Ie, rather than have to invent some complex control archecture to suit some dynamic load you may never get a chance to properly validate, just simplify the system to one drive node!!
hahahahahahahahaha, you know me, if I could have, I would have. Various factors drove the 2 motor solution. It was mechanically simpler (yes I still have that problem where the electronics fixes the mechanics problem but I get some thanks now) and we struggled to get powerful enough motors, both single and dual have been used in the past, with hydraulic motors they are plumbed in series and yes I considered that electrically as well.

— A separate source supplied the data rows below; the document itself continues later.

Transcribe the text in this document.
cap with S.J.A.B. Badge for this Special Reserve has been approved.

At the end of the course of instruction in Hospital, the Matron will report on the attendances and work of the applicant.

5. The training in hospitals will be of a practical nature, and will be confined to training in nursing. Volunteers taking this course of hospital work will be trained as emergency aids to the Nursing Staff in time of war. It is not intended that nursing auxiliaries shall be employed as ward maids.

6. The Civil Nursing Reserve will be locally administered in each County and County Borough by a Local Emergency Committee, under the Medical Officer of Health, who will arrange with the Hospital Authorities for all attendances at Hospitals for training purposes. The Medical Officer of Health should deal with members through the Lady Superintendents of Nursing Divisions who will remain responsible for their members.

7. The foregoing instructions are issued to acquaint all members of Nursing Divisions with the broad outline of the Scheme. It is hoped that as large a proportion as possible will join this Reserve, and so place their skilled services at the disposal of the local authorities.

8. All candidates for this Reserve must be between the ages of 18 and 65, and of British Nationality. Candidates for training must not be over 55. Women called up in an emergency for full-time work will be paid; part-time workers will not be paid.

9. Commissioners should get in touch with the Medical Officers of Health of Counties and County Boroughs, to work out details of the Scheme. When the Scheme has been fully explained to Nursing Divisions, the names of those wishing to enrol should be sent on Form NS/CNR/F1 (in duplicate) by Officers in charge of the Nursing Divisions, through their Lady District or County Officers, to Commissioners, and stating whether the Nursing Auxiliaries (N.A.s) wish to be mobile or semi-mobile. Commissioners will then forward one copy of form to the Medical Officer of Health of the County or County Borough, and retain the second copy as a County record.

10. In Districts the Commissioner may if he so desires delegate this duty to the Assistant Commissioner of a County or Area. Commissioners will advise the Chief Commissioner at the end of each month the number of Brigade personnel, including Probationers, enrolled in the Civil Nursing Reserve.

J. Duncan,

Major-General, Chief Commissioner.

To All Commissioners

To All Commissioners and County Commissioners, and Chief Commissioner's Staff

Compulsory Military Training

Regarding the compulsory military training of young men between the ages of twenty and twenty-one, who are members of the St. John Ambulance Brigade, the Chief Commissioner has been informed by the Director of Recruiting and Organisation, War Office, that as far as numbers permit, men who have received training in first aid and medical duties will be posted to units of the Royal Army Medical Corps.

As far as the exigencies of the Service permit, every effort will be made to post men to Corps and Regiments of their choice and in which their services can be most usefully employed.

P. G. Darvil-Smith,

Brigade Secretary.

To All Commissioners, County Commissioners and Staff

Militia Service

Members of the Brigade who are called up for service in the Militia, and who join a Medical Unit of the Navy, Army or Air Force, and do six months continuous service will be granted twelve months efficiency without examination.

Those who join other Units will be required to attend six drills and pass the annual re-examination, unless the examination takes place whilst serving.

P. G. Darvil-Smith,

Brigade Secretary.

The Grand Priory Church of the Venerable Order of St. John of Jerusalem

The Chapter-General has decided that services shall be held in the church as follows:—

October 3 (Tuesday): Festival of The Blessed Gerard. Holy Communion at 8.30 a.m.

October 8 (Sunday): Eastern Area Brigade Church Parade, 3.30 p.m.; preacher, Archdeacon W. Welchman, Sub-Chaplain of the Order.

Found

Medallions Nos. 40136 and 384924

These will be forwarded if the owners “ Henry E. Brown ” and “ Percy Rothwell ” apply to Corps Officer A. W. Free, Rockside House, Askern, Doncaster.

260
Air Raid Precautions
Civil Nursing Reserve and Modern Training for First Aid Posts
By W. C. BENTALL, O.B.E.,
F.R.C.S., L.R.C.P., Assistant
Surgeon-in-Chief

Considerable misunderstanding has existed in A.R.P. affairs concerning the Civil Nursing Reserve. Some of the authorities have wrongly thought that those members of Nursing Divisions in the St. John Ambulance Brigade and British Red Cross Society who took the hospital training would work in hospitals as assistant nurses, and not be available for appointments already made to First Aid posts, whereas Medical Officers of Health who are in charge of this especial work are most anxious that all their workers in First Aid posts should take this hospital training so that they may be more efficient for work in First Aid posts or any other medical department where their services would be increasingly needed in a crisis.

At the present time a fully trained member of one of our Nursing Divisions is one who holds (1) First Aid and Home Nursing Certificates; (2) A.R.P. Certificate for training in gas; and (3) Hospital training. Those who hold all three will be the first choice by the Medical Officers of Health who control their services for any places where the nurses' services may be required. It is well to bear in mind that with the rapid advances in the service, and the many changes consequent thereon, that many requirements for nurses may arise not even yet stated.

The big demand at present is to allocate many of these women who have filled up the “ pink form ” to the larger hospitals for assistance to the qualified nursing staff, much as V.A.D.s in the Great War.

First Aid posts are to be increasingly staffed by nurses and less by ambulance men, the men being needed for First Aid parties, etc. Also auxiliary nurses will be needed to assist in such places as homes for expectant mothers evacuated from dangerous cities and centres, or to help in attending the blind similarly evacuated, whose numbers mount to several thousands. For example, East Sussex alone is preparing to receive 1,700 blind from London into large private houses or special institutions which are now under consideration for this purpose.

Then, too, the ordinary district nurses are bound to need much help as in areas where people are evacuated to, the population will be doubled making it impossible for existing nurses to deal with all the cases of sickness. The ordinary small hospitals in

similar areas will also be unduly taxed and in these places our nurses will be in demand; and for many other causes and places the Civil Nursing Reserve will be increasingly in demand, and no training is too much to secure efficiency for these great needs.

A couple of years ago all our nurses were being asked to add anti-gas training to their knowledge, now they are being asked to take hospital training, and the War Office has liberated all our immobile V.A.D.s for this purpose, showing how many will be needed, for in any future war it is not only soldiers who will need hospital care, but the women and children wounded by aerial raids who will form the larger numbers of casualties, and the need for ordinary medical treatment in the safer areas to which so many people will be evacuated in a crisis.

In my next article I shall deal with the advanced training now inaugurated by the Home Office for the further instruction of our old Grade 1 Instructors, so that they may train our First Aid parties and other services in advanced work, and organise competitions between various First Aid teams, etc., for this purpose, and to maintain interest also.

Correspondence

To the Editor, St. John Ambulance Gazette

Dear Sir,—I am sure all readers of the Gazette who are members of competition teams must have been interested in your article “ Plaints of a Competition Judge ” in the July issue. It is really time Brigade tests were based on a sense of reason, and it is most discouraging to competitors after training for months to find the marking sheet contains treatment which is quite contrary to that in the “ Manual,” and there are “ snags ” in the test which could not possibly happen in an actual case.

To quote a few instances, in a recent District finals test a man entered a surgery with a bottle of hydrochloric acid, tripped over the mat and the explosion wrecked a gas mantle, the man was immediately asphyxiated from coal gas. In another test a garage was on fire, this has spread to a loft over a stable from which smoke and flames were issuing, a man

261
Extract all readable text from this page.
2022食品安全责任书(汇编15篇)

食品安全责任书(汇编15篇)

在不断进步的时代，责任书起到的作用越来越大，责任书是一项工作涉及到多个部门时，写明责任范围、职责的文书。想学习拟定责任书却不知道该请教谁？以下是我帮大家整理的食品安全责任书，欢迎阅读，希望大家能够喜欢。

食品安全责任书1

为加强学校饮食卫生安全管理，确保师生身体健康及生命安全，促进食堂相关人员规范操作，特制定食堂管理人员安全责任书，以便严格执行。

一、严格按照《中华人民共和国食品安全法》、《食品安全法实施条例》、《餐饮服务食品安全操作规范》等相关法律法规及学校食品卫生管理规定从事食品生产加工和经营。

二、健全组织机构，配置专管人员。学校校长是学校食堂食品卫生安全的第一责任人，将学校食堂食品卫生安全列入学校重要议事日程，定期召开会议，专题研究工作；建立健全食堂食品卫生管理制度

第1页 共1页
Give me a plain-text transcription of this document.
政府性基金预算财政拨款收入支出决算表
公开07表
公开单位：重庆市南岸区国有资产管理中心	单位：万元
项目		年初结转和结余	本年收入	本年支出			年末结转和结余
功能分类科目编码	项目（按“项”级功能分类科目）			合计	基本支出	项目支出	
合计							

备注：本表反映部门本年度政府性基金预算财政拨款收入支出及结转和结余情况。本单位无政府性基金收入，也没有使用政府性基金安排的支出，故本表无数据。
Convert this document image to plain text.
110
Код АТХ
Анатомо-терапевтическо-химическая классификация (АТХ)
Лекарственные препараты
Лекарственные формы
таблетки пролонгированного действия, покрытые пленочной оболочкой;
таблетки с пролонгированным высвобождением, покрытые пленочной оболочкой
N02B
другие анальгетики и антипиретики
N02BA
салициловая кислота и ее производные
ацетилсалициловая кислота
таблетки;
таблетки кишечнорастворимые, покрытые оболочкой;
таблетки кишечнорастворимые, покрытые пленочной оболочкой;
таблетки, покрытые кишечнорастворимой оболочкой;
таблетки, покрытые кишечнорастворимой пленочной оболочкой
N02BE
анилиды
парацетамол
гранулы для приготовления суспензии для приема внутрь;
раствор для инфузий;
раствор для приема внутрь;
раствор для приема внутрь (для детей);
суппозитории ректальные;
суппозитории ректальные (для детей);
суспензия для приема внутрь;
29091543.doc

The drives have many settings and bits of information available. and looking around the internet I have seen some examples of how these sorts of drives are used to construct complicated machinery with the control being offloaded to the motor drives. For example conveyor belts is where I first heard of this speed control one motor and have one or more torque controlled helper motors. Our application is similar. another was a paper mill with one roll being unwound onto another with a motor winding and another holding back the unwinding roll with a torque that it calculates from the output of a pressure sensor on the paper connected directly to it rather than through a main controller.
So I realized that I have been missing a trick with these motors worrying about if my little 48MHz M0+ micro can keep up with all of the messages on the bus that I need to do really fast control, I should simply let the motors work for me and just send the sync message as fast as I like as I don't have to process much data coming back. The motor drivers have a 120MHz ARM M4 each.
At first I wondered why on earth I would want to know the motors target_torque, all I care about is that I sent it a torque_demand and that it gives me what was demanded of it, if anything I would only use the actual_torque value to see what is happening. Now that I start to see how these drives can be used it makes sense.
If I can have the speed controlled motor change speed at a rate of 0-max in 5s that is well slow enough I think for a motor that is taking the target_torque of that motor to keep up would be easy enough. With sync messages sent every few ms long before the speed controlled motor has finished making an adjustment if it is transmitting it's target_torque the helper motor matches that. This should mean the speed motor now sees less load so adjusts to suit. I don't know how far into the future the tarqet_torque is but after a few cycles I would expect the two motors to work together quite well as the speed motor quickly gets used to the reduced load. It would really be about that first cycle where the torque motor has to come in and the speed motor gets a bit of a surprise. once both have a similar torque value I would hope that the speed motor would start to see half the load as the required change in load would be quit slow.